Introducing quake-frame.el: My Take on a Terminal Visor, But Running Emacs
I noticed that in all terminal emulators I tried (iTerm, Ghostty, kitty), I rely on a system-global shortcut to show me a session that I use whenever I need to terminalize something right now, right there, like ffmpeg something or bulk delete with a pattern or convertmagick an image. I had this for ages, and I miss it when it’s not there.
I’ve had iTerm show this in the style of a classic Quake Console – yes, from the game; a console that slides in from the top of the screen, and which in games I mostly used for cheat codes. I used this a lot in Unreal to make the intro cinematic interactive and play in that cool castle. (Ghostty has settings that made the sizing a bit trickier but workable. But eventually Kitty’s settings convinced me to try a centered window instead of one sticking to the top. Kitty also convinced me of making the console not hide automatically when it loses focus, which makes pasting into it much nicer.)
A couple of week after trying terminal emulators, I inevitably wonder why I’m spawning a window that only shows zsh when so many file operations and image manipulation and … well, basically everything is nicer in Emacs.
Wouldn’t it be possible to dedicate a GUI window just to this purpose?

So here we are.
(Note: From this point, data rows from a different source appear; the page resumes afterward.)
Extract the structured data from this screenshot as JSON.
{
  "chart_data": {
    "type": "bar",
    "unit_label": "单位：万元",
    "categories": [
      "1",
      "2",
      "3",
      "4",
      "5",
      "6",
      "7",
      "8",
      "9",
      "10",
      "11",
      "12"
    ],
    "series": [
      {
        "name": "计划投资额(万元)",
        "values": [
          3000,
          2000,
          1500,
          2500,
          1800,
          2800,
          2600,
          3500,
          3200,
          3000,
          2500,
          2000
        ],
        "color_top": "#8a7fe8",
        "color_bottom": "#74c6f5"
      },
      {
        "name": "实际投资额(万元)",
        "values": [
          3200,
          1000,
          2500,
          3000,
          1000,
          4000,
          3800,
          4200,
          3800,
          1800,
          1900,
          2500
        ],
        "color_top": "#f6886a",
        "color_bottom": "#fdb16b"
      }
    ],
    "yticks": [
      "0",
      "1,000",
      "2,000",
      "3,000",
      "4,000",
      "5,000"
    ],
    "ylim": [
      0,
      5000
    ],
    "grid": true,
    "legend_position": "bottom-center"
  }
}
It’s possible, and now it’s a package.
It took me a few hours to over-engineer a spec-driven approach to make this possible with the help of LLM’s, Claude Code in particular. I archived the whole history of the thought-process of planning and then let Claude Code orchestrate an implementation with subagents in ~50min while I went groceries shopping with my daughter. The whole process taught me how to make named Emacs daemon (aka server) sessions and use them in end-to-end testing without interfering with my own setup. I learned a bit about how Emacs frames can be configured. And it renewed my love for Emacs and its malleability – there were so many cool alternatives to implement the same feature along the way that it sometimes was genuinely hard to pick a path!
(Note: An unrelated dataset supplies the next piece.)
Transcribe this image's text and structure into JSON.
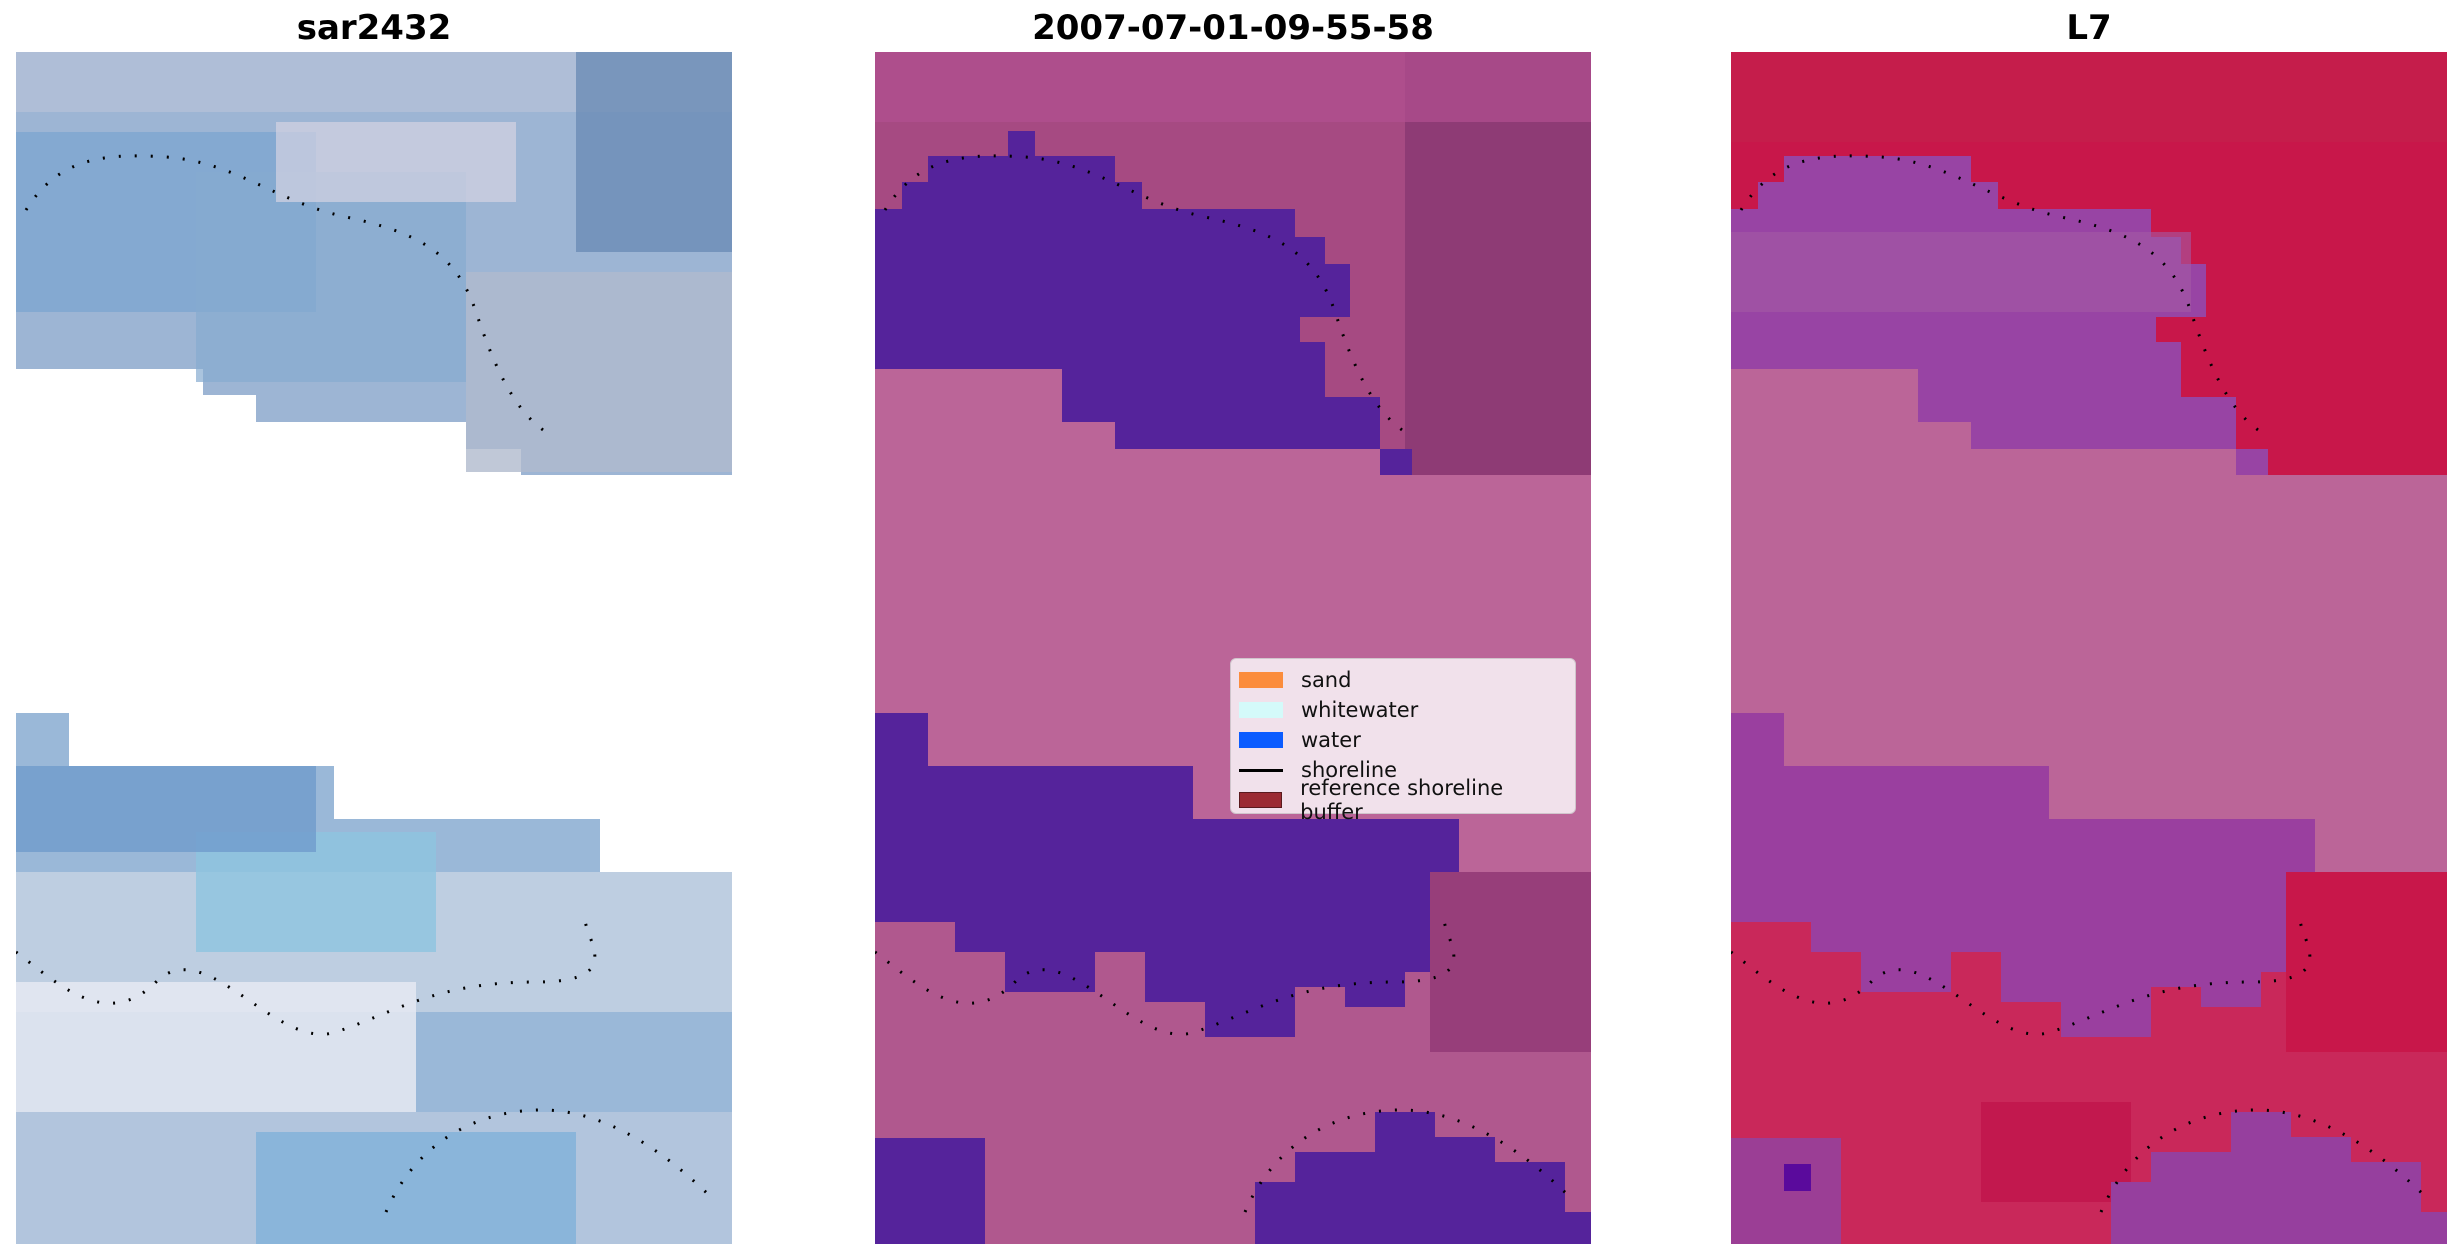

Having a stochastic apparatus come up with fringe ideas to use and configure the package made me curious to try a couple of these myself, too. So all in all, the Claude Code driven experience was a success for me.
I even like the tagline that was generated:
Press a key. Get Emacs. Press again. It’s gone.
That’s it.
Get the quake-frame.el package from Codeberg:
https://codeberg.org/ctietze/quake-frame.el
Note: I only tested this on macOS because I don’t have a Linux with any GUI ready at the moment.
Extensive documentation in the readme will tell you how to configure things, and it comes with recipes to get you started quickly.
Unlike other visor-style packages that existed already, this one is not animating anything. You could get transparency if you want with a simple tweak.
I still stick to the center location with a slight offset. I believe there’s value in caring for small UI details like this, to nudge the window a couple of percentage points off center. The window sizing should just work and make sense and do the right thing.
The customize group is self-documenting and covers all the settings.
You can reset the frame when you dismiss it, or restore whatever was inside. You could force it to always show your favorite eshell session.
In the end, it’s just managing a GUI window for you so that you can bind a system-global hotkey to it. (I use Keyboard Maestro on Mac.)